The two experimental accounts operate as @grkportfolio and @theaiportfolios and are run by AI Finance Labs. Autopilot’s lineup of AI-managed strategies holds roughly $150 million in mirrored capital. Public Autopilot data show Grok has about $17 million invested and outperformed the S&P 500, which rose 36% over the same nine-month window. Over the most recent three months Grok added 12.6%, while the SPY ETF rose 9.75%.

Grok’s gains were concentrated in AI infrastructure and energy stocks. The account held large positions in semiconductor and memory companies tied to a hyperscaler capital expenditure cycle. Positions in defense and power stocks provided stability during macro shocks earlier in 2026. Public posts for the account indicate the strategy runs without human override and carries xAI branding.

Claude’s fund began trading on the platform in April 2026 with $50,000 in seed capital and also operates without human intervention. Public updates show the agent rotated into ServiceNow and Zeta Global while trimming its Microsoft position. The account’s operators describe trade decisions using probability-weighted scenarios, kill conditions and forward catalysts.

Claude’s portfolio leaned into enterprise software, fintech and power, a mix that missed gains in direct semiconductor names during the recent AI hardware rally. Operators acknowledged the fund trailed the market in early weeks; in one reported interval SPY returned about 8.3% while Claude returned roughly 2.6%.

The two public accounts serve as live experiments in how different AI models translate market data into trades. Mirroring either agent exposes investors to fees and concentration risk. Recent performance may not continue if market cycles change.
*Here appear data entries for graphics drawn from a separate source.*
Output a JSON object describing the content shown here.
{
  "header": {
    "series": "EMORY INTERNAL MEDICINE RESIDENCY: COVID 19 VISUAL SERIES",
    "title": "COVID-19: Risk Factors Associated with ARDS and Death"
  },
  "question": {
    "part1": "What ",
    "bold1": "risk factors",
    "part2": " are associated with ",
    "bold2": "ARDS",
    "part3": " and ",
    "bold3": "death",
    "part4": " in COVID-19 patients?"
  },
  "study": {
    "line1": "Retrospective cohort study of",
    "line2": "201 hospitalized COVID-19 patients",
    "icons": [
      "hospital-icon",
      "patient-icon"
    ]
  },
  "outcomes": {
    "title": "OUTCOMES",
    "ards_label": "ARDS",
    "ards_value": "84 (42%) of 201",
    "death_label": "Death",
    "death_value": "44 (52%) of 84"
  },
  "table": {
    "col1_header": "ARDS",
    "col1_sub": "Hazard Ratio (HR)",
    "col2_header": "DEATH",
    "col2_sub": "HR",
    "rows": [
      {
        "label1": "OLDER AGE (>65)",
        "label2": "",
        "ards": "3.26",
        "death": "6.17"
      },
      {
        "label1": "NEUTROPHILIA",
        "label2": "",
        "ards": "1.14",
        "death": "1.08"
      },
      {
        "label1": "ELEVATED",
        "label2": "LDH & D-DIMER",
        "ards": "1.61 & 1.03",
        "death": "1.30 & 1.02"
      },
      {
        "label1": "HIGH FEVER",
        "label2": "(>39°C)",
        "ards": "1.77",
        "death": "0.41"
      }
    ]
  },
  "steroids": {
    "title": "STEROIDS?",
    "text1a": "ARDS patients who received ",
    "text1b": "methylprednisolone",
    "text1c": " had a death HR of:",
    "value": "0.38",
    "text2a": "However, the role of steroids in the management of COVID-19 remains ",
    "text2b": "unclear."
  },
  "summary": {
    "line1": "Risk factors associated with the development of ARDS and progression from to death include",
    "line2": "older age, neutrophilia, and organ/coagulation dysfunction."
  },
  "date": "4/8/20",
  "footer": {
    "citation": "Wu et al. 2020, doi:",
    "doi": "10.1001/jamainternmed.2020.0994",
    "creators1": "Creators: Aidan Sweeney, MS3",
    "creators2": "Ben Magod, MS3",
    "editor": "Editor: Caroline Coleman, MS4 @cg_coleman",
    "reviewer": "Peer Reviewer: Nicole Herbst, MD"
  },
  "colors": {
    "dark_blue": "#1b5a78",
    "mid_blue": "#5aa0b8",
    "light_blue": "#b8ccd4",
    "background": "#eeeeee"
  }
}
Anthropic, the developer of Claude, has received legal warnings related to how its name appears on retail offerings. Independent traders have used Anthropic’s models to power automated trading bots on other platforms, with reports of sizeable profits.

Market participants have raised questions about retail AI trading bots. “They lack real intelligence, so expecting them to trade and consistently beat humans in a reasonable timescale doesn’t make sense,” wrote Raullen.eth, an AI developer and active user on X.

Earnings reports, interest-rate moves and changes in cloud providers’ capital spending are among upcoming events that could affect whether concentrated hardware and infrastructure bets or a more diversified software exposure perform better over time.